5-year-old dies of flu complications: 'Vaccines don't work all the time'
PORTLAND, Ore. -- A 5-year-old Eugene boy died from flu-related complications in late December after health officials say he caught the H1N1 virus.
Calandra Burgess said her son Ronan received the flu vaccine in November.
"All three of my children had the nasal spray. My other two kids didn't get sick at all," said Burgess.
Calandra said her 5-year-old Ronan came down with the flu Friday Dec. 20 while she and her husband were working through the flu. Calandra took Ronan to his pediatrician when he developed a barking cough often characterizing croup.
"She didn't think about doing an influenza test, because it had been past the 48-hour mark for the antivirals," said Calandra.
She started giving Ronan doses of steroidal medication Monday, prescribed by his pediatrician to combat the coughing, croup symptoms.
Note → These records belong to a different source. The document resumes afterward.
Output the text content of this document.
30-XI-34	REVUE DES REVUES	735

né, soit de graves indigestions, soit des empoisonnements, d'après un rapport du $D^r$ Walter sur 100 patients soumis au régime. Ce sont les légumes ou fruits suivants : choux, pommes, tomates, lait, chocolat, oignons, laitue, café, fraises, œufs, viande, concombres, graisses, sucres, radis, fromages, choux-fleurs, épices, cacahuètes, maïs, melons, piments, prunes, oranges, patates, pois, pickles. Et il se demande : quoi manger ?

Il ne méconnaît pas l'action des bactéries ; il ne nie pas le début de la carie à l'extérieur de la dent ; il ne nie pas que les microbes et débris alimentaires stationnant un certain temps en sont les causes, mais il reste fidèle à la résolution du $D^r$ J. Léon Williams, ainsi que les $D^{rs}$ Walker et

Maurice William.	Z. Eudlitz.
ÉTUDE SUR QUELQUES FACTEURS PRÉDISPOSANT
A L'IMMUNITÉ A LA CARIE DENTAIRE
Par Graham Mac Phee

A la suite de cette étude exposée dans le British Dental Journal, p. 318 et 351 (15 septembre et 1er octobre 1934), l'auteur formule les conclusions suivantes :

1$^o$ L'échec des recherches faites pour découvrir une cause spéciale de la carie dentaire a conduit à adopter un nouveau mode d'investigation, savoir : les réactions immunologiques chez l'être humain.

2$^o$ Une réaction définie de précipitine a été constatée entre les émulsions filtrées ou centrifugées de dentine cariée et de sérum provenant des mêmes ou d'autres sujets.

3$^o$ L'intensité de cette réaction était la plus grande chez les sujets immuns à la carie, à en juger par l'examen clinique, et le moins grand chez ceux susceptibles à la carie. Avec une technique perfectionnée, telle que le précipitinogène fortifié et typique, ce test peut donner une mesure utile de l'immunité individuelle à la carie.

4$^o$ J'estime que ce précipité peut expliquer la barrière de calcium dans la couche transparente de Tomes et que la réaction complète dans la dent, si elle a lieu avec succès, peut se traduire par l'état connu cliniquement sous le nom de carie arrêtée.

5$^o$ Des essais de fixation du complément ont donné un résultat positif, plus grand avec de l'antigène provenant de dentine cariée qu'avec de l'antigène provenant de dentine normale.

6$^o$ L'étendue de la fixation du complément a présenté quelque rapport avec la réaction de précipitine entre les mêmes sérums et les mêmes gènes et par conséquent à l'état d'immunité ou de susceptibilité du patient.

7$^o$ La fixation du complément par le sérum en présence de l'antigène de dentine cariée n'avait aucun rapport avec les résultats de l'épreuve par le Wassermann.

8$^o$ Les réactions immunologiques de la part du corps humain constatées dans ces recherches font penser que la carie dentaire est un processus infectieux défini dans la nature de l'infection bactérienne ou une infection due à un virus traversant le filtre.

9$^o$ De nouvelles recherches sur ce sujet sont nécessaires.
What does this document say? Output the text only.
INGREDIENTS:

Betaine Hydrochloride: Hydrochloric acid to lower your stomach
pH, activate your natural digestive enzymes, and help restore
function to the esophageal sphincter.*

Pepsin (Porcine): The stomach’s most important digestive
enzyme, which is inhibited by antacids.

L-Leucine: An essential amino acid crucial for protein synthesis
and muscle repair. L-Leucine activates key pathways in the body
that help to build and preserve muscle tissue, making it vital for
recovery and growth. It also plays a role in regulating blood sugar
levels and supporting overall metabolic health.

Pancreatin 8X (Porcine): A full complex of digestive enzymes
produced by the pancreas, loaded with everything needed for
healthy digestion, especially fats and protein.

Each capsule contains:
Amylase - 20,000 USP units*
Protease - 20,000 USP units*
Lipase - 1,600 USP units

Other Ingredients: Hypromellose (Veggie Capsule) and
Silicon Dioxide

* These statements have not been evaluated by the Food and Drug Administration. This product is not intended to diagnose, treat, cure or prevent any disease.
Ronan's symptoms didn't seem to be improving, so Calandra took her son to the emergency room early Christmas morning. Doctors took a soft-tissue x-ray of his upper respiratory system.
"They said it looked like it was collapsed a little, but it was nothing to be too concerned about," Burgess said.
After spending the day with their son, Calandra and her husband felt Ronan needed to go back to the hospital.
"I went to put (Ronan's) pants on, got one leg on him my son collapsed right in front of me and turned blue," Burgess said.
Paramedics secured an airway while rushing Ronan to Sacred Heart. Doctors there agreed that it was best to transfer the boy up to Doernbecher Children's Hospital in Portland.
"Once we got up there, it seemed like the worst was yet to come," Calandra said.
She said her son suffered severe brain damage due to a lack of oxygen from a collapsed airway. After numerous tests, treatments and hard decisions facing Burgess family, Ronan passed away on December 29.
"Through this process I thought about how beautiful my son was, and how he was able to bring a smile to everyone's face," said Burgess. "He was a happy, sweet-natured boy. Always wanting to help out and be there for us ... he was my pride and joy."
Burgess said she wanted to find some sort of light through Ronan's passing. Along with making Ronan an organ donor, Calandra hopes people will learn from his death.
"Vaccines don't work all the time. In this case it wasn't a 100 percent guarantee, and people need to remember that," said Burgess. "It saved two of my children from getting horribly sick, and I will always make sure my family continues to get them each year."
Dr. Patrick Luedtke of Lane Public Health said that occasionally the inoculations, be it a nasal spray or an injection, have the possibility of being ineffective.
"It's not perfect, but it is much better than not getting vaccinated," Dr. Luedtke. "Nowadays kids up to age 8 might need two doses."
Aside from getting the flu shot, Dr. Luedtke recommends people take preventative measures from spreading the virus. Covering a cough or sneeze, washing your hands thoroughly are two easy ways he says you can cut down on transmission.
"Flu season hasn't really peaked in our region yet. We are starting to see more active disease in the last four weeks or so," Luedtke said.
*The Centers For Disease Control found that antiviral medication for influenza work best "when treatment is administered early, especially within 48 hours of influenza illness onset."